Hier wirft sich zunächst die Frage auf: woher kommt dieser bedeutende Ueberschuss der erwachsenen weiblichen über die männliche Bevölkerung? Ich will versuchen, dieselbe mit ein paar kurzen Andeutungen zu beantworten. Drei Ursachen scheinen mir besonders in Betracht zu kommen:
1. die zahlreichen Bedrohungen, welchen das männliche Leben in den mittelalterlichen Städten infolge der fortwährenden Fehden, der blutigen Bürgerzwiste und der gefahrvollen Handelsreisen ausgesetzt war;
2. die grössere Sterblichkeit der Männer bei den oft sich wiederholenden pestartigen Krankheiten. Mindestens weisen auf eine derartige Vermutung hin die stärkeren Ziffern für die Frauen, welche regelmässig nach Pestjahren in den Frankfurter Steuerlisten auftreten[3];
3. die Unmässigkeit der Männer in jeder Art von Genuss.
Ausserdem ist wohl die Vermutung nicht abzuweisen, dass die städtische Berufsarbeit in engen, ungesunden Räumen, zwischen hohen, dicht zusammengerückten Häusermauern bei der Unvollkommenheit der technischen Hilfsmittel viel mehr aufreibende Muskelarbeit von den Männern erfordert habe, dass der Daseinskampf bei dem raschen Wechsel von guten und schlechten Jahren, von hohen und niederen Lebensmittelpreisen, von Ueberfluss und Mangel für sie, wenn auch vielleicht im ganzen nicht schwieriger, so doch unregelmässiger und wechselvoller sich gestaltet haben müsse als in Zeiten besserer Gesundheitspflege und ausgebildeten nationalen und internationalen Verkehrs.

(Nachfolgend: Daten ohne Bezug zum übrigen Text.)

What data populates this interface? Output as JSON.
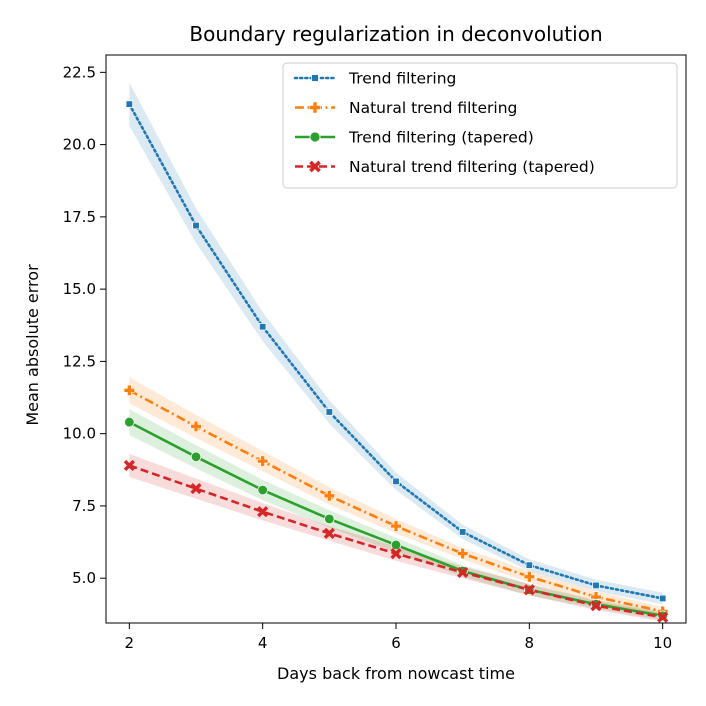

Welcher von diesen Entstehungsursachen nun auch der mittelalterliche Frauenüberschuss vorwiegend zuzuschreiben sein mag — sicher ist, dass er vorhanden war und dass er in mancherlei Verhältnissen des sozialen Lebens seinen Ausdruck fand. Sicher ist auch, dass die dadurch für zahlreiche Frauen gegebene Unmöglichkeit einer Versorgung in der Ehe zu Uebelständen führte, die das Mittelalter klar erkannte und auf seine eigene Art zu heilen suchte.